Por Nathali Macedo.
Se tem uma coisa em que a produção do Big Brother Brasil vem se aperfeiçoando ano após ano é na diversidade do elenco. A cada edição, mais pessoas negras, LGBTQ+, nordestinas e dissidentes de modo geral são convidadas a compor o time do reality.
Isso acontece porque a globo ama a diversidade? Evidente que não. Acontece porque a globo morre de medo de ser cancelada (e quem não, nesses tempos?), e sabe que colocar um negro e um gay na casa – aquela velha história da cota preta na TV – já não pode livrá-la da enxurrada de críticas.
Toda essa “abertura” para as minorias – por livre e espontânea pressão – jamais englobou, entretanto, as travestis e transexuais. Pessoas trans não entram no BBB, não entram em grandes empresas, não entram na universidade, às vezes não entram nem na própria casa – entram apenas, na maioria esmagadora dos casos, nas estatísticas.
Nesta vigésima primeira edição, Boninho se superou no quesito “participantes desconstruidões.” Pelos meus cálculos, tem mais desconstruído – ou pseudodesconstruído – do que conservador no elenco, e isso poderia significar uma edição com menos LGBTfobia, mas o que esses primeiros dias de programa vêm revelando é justamente o contrário.
Os desconstruídões da p*rra começaram bem: homens maquiados, minissaia e salto alto, performando o que queriam fazer parecer mulheres. Lumena, a única baiana da edição – me deem licença pra puxar essa brasa para a minha sardinha – foi também a única a se incomodar com a situação, chamando a atenção para o fato de que travestis e transexuais morrem todos os dias por conta de “piadas” e “performances” como esta.
Os demais – inclusive Karol Conká, lacradora chata pra cacete – surfaram em grande estilo a onda da transfobia. “Não há necessidade de um radicalismo em uma situação como essa que foi para desconstruir. Ninguém desrespeitou ninguém” – justificou.
A pergunta é: que desconstrução é essa que não problematiza, não reflete, não afirma, só performa e ri? Isso não é desconstrução, dona Karol, isso é lacração barata, como é do feitio da senhora.
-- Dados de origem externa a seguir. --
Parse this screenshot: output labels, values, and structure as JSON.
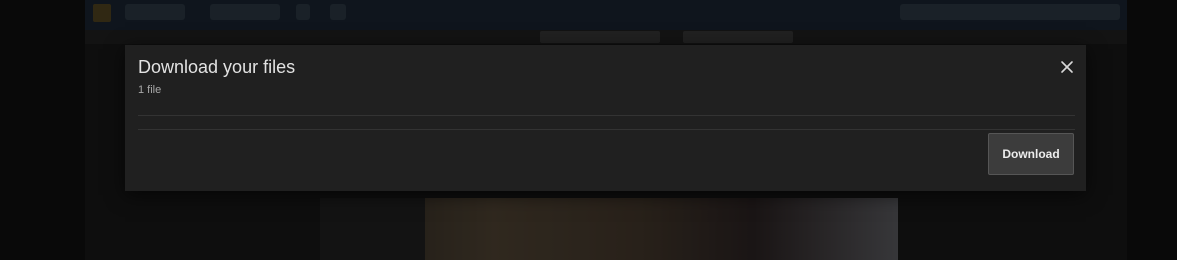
{
  "dialog": {
    "title": "Download your files",
    "subtitle": "1 file",
    "download_label": "Download",
    "close_icon": "close-icon"
  },
  "colors": {
    "dialog_bg": "#202020",
    "button_bg": "#3c3c3c",
    "overlay": "rgba(0,0,0,0.55)"
  }
}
Por não concordar com essa “desconstrução” pra cis ver, Lumena foi taxada de militante chata – se fosse branca, seria chamada de “fada sensata”, mas isso é assunto pra outra conversa.
Por ora, é possível tentar entender essa mancada sob a ótica da quebra de padrões de masculinidade: batom vermelho na boca dos meninos e etc e tal. Mas não é preciso pensar muito pra entender que esse tipo de “performance” mais atrapalha do que ajuda.
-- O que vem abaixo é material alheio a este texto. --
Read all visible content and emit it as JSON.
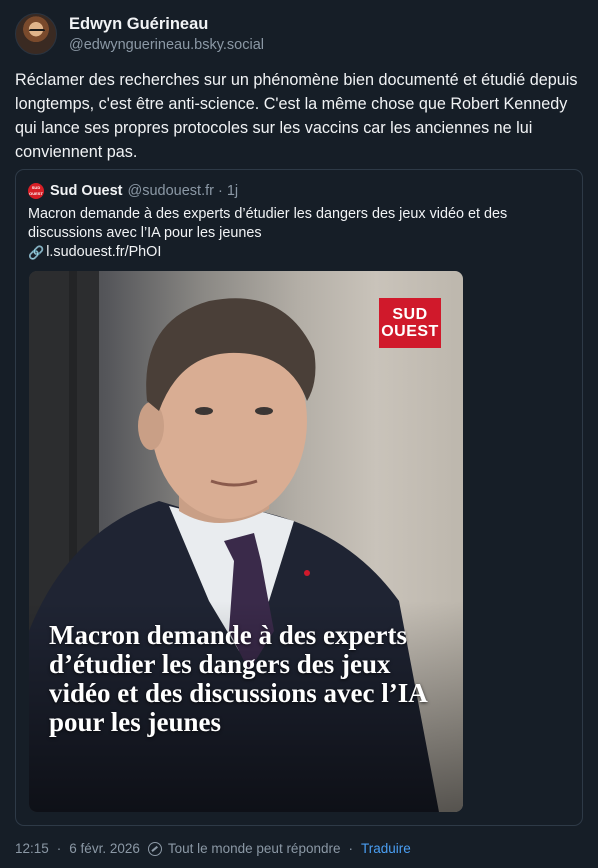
{
  "author": {
    "display_name": "Edwyn Guérineau",
    "handle": "@edwynguerineau.bsky.social"
  },
  "post": {
    "text": "Réclamer des recherches sur un phénomène bien documenté et étudié depuis longtemps, c'est être anti-science. C'est la même chose que Robert Kennedy qui lance ses propres protocoles sur les vaccins car les anciennes ne lui conviennent pas."
  },
  "quote": {
    "author_name": "Sud Ouest",
    "author_handle": "@sudouest.fr",
    "separator": "·",
    "time": "1j",
    "avatar_text": "SUD OUEST",
    "text": "Macron demande à des experts d’étudier les dangers des jeux vidéo et des discussions avec l’IA pour les jeunes",
    "link_icon": "🔗",
    "link": "l.sudouest.fr/PhOI",
    "media": {
      "logo_line1": "SUD",
      "logo_line2": "OUEST",
      "headline": "Macron demande à des experts d’étudier les dangers des jeux vidéo et des discussions avec l’IA pour les jeunes"
    }
  },
  "meta": {
    "time": "12:15",
    "date": "6 févr. 2026",
    "separator": "·",
    "reply_setting": "Tout le monde peut répondre",
    "translate": "Traduire"
  },
  "colors": {
    "background": "#161e27",
    "link": "#4a9ef2",
    "muted": "#8b98a5",
    "brand_red": "#d0192b"
  }
}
Mulheres não são caricaturas. Travestis e transexuais não são caricaturas. Ser um homem hetero que se veste de mulher e desfila em rede nacional não quebra padrão nenhum: é assim que as pessoas trans são representadas desde que o mundo é mundo, como piada.
Quando um homem – sobretudo um homem heterossexual – se veste de mulher, ele não está quebrando paradigmas da própria masculinidade. Está, antes disso, encarando o feminino como fantasia, e escancarando o que para nós não é novidade: a nossa existência enquanto mulheres – principalmente no que se refere às mulheres transexuais – jamais foi levada a sério.
Eles fazem isso bêbados no carnaval, enquanto se sentem no direito de meter a mão na nossa bunda sem convite. Eles fazem isso nas festas a fantasia, pra causar e “zoar” com os amigos. Eles fazem isso na TV, nos “programas” de humor, nos shows de stand up, e continuam não apenas ridicularizando corpos femininos, como alimentando uma cultura literalmente assassina no país que mais mata pessoas trans (sobretudo mulheres trans) no mundo.
Enquanto isso os desconstruidões de Instagram seguem assinando embaixo do espetáculo transfóbico, ignorando as estatísticas, porque a “desconstrução” dessas pessoas não serve à luta contra a opressão, serve apenas aos seus likes, publis e pink money.
Polêmicas como esta são importantes – como bem disse o presidente de uma organização LGBTQ em entrevista ao Jornal Nexo – para que o debate sobre transfobia ganhe o Brasil, mas esse debate precisa estar ancorado em dados, em escuta das pessoas trans, e, principalmente, em respeito aos seus corpos.
“Se vestir de mulher não é debater transfobia” é o novo “comer uma mulher preta não te faz menos racista”.
E, como eu não sou preta, eu sei que vocês vão me chamar de fada sensata.